Robin Williams’ death is tragic, but I will tell you this: Out of his death will come laughter because someone right now – who is at that point of insanity – will find themselves some day laughing. The person who is feeling this way has to just have the glimmer of hope that tomorrow will be different – and if not tomorrow, the next day – that it will get better. It won’t get better doing the same stuff that you’re doing now, but it will get better.
I think Robin Williams fought this battle for so long, and – it’s none of our business – but I don’t know what was happening in his life that caused him to at some point say, ‘I don’t want to take the medication anymore,’ or ‘I want to stop looking for what it is.’
Because there are two kinds of depression: I’ve done something, and it screwed me up. That’s normal depression.
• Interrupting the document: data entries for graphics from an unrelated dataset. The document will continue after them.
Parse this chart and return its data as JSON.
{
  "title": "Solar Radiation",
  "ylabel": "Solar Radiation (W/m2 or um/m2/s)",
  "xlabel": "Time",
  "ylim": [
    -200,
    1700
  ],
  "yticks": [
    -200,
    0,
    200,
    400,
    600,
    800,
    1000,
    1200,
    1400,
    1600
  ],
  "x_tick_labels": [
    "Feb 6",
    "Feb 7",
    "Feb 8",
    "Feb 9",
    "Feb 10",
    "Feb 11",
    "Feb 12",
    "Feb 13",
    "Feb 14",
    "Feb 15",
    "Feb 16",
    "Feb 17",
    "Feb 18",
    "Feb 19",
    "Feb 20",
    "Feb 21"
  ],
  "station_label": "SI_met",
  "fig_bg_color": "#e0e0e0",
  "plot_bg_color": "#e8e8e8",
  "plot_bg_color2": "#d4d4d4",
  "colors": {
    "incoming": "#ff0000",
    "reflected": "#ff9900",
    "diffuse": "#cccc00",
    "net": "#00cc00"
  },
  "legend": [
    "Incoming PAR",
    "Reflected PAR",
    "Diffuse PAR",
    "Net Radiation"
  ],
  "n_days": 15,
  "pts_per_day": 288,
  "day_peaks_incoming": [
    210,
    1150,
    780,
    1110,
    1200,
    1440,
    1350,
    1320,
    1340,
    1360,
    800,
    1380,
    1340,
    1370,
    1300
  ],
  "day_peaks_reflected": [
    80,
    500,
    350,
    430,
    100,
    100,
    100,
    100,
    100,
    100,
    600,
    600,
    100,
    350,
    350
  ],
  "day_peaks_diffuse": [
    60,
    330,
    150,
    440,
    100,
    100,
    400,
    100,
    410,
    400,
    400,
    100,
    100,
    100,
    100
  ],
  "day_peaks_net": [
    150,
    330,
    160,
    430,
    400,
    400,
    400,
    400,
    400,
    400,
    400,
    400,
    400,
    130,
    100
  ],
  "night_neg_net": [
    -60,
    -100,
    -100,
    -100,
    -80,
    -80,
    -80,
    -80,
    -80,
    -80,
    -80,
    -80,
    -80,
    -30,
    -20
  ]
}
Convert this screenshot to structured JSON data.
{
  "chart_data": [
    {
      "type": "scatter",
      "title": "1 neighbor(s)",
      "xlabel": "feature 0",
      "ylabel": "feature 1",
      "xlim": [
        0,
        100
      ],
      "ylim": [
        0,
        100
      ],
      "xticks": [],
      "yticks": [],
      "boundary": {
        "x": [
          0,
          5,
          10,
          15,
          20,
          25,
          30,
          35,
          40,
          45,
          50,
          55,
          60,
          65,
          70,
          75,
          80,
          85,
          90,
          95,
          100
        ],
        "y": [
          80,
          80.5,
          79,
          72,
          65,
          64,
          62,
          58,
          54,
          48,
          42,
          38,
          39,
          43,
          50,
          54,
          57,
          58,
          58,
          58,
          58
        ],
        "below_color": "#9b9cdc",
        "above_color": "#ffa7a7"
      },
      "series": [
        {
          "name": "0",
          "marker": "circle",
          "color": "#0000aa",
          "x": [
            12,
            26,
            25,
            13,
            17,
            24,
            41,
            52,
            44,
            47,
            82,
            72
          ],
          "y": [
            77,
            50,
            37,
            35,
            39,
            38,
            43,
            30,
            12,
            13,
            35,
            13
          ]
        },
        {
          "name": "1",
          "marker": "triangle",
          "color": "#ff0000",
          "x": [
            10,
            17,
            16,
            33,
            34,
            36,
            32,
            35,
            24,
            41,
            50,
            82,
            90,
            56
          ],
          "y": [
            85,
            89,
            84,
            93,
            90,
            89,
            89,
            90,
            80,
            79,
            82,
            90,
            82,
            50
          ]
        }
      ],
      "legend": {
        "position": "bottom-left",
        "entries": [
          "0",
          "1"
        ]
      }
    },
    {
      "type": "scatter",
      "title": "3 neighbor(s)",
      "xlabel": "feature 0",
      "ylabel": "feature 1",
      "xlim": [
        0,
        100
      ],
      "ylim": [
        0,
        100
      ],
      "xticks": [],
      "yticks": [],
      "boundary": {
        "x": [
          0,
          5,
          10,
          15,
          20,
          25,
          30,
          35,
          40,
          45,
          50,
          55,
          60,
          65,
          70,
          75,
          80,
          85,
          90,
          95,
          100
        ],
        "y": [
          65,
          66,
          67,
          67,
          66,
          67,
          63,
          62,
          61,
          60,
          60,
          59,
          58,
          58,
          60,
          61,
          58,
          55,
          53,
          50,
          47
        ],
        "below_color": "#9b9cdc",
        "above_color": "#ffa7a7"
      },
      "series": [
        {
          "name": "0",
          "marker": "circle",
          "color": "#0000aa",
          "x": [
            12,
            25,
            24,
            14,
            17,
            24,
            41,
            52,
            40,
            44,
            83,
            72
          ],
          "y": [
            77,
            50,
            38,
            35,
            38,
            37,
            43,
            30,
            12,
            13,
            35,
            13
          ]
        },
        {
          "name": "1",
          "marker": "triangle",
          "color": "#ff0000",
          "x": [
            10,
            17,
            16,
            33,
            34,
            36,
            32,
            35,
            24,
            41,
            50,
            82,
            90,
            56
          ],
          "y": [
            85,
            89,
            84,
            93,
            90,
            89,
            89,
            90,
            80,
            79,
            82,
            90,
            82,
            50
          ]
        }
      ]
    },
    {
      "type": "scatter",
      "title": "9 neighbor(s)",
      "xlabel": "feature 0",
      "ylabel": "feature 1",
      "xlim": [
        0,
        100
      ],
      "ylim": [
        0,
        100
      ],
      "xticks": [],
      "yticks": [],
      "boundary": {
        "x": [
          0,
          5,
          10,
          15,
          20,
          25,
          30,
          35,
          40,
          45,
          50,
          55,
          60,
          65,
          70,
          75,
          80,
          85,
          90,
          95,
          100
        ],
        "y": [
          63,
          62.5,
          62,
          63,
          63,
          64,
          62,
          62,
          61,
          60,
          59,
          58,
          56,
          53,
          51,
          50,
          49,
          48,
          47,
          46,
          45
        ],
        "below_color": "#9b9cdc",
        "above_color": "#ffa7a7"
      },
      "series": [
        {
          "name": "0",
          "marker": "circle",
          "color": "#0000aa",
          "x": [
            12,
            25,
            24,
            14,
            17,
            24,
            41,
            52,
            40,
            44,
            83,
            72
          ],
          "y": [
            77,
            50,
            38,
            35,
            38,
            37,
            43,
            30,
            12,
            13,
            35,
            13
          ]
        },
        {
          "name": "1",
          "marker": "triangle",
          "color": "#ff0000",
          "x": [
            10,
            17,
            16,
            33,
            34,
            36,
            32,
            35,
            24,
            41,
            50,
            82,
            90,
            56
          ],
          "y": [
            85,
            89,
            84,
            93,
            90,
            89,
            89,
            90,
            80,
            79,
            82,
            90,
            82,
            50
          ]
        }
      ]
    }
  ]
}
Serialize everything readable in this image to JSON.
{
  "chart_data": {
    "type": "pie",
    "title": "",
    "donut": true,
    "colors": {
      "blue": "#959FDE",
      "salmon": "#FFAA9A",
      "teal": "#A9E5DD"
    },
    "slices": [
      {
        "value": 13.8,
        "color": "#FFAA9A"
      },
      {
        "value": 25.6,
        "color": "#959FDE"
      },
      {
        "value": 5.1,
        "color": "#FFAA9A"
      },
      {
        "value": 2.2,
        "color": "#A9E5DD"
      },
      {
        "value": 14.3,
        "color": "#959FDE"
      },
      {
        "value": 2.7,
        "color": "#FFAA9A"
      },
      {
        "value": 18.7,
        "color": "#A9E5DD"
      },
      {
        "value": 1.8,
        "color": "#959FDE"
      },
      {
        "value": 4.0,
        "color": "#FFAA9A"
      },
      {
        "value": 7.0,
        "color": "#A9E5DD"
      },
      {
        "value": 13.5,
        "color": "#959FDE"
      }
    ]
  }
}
But it can spiral into something called clinical depression where your brain chemistry actually changes, and that’s where nothing makes sense anymore. You’re just not thinking rationally. It happens so slowly. You slide into it so slowly. You don’t notice.
I feel for Robin Williams’ wife, Susan Schneider, who said, “This morning, I lost my husband and my best friend, while the world lost one of its most beloved artists and beautiful human beings. I am utterly heartbroken.”
People who are in Robin Williams’ position are great liars because they have spent their whole life lying to themselves. They have spent their whole life lying to audiences about how they really feel. In my mind’s eye I see Robin Williams’ wife kissing him goodbye, not knowing, and her saying, ‘Are you okay?’ And him looking her in the eye and lying to her and saying, ‘I’m fine,’ knowing that today would be his last day.
Sometimes no one can reach out to somebody because they don’t want to listen. They’re just tired. I know when I was in that position, I was just tired. My mother was just tired. My brother-in-law was just tired. Sometimes it ends horribly, but, other times, all it takes is someone to say, ‘It’s going to get better. It’s going to be okay.’ I know. I’ve been there.
If that happens to be you on either side of that equation, hear those words. If you’re on the receiving end, hear those words because they’re true. Maybe, however, you’re on the giving end, and you know somebody that you’re worried about, know that there’s nothing that you can do to change them. But you can give them hope by just using those simple words: ‘It doesn’t have to be this way. It’s going to get better. There is help.’